En el escenario, una Lolita que asombra si uno solo la ha visto haciendo casi de su madre en ‘La Asamblea de las Mujeres’. La acompañan Tina Sáinz, que es magnífica, eso ya lo sabemos, y que se estrena en el teatro romano, lo que Eneko Sagardoy, al que pudimos ver en la película ‘Handia’. Sáinz es Enone (Bezerra ha recuperado este personaje de la ‘Fedra’ que escribió Racine) y Sagardoy es Acamante, el hijo de Fedra y Teseo, al que interpreta, con toda esa presencia y esa voz, Juan Fernández.

Luis Luque y Bezerra nos cuentan que Eurípides escribió una primera Fedra, una Fedra perdida, que se atrevía a dar rienda suelta a la pasión que sentía por su hijastro. La presentó a un concurso, pero los espectadores la denostaron. Así que cambió el final y la convirtió en la Fedra decorosa que hoy conocemos.
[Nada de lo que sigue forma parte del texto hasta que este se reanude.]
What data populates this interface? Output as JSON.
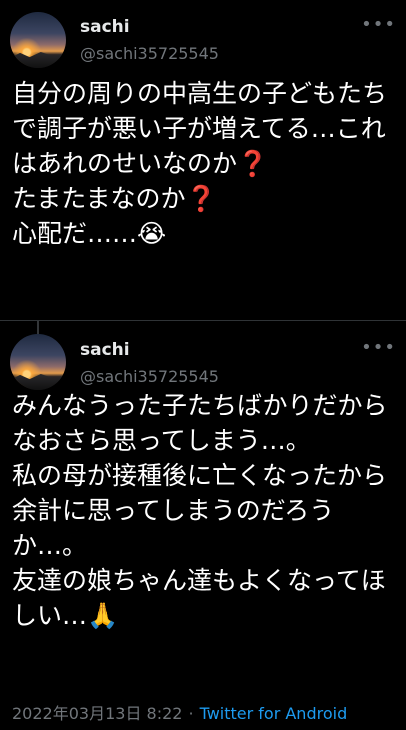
{
  "tweets": [
    {
      "name": "sachi",
      "handle": "@sachi35725545",
      "text": "自分の周りの中高生の子どもたちで調子が悪い子が増えてる…これはあれのせいなのか❓\nたまたまなのか❓\n心配だ……😭",
      "more_icon": "more-icon"
    },
    {
      "name": "sachi",
      "handle": "@sachi35725545",
      "text": "みんなうった子たちばかりだからなおさら思ってしまう…。\n私の母が接種後に亡くなったから余計に思ってしまうのだろうか…。\n友達の娘ちゃん達もよくなってほしい…🙏",
      "more_icon": "more-icon"
    }
  ],
  "meta": {
    "date": "2022年03月13日 8:22",
    "separator": "·",
    "source": "Twitter for Android"
  },
  "colors": {
    "background": "#000000",
    "text": "#ffffff",
    "secondary": "#71767b",
    "link": "#1d9bf0"
  }
}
Esta Fedra es aquella mujer que quiere amar, sea quien sea y tenga la edad que tenga el objeto de su amor.

Pero las historias de amor a veces son peligrosas. Destrozan familias, revierten el favor de un pueblo si uno es gobernante consorte, logran que tu hijo no te entienda y se aparte de ti. A veces uno se debate entre quedarse con quien conviene o amar a quien va a arrasarlo todo y te deja con vida, pero distinta, incompleta, herida, vagando. Si hubiera que ponerle más música a esta Fedra, podría hacerlo José Alfredo Jiménez, que le cantó a todos los desgarros como nadie jamás. Porque el amor a veces desgaja. Y el magma de La Isla del Volcán, que es el de Fedra, se solidifica fuertemente cuando se enfría. ¿Qué precio hay que pagar si una quiere sentir libremente, caiga quien caiga, incluso aunque sea ella la primera en hacerlo?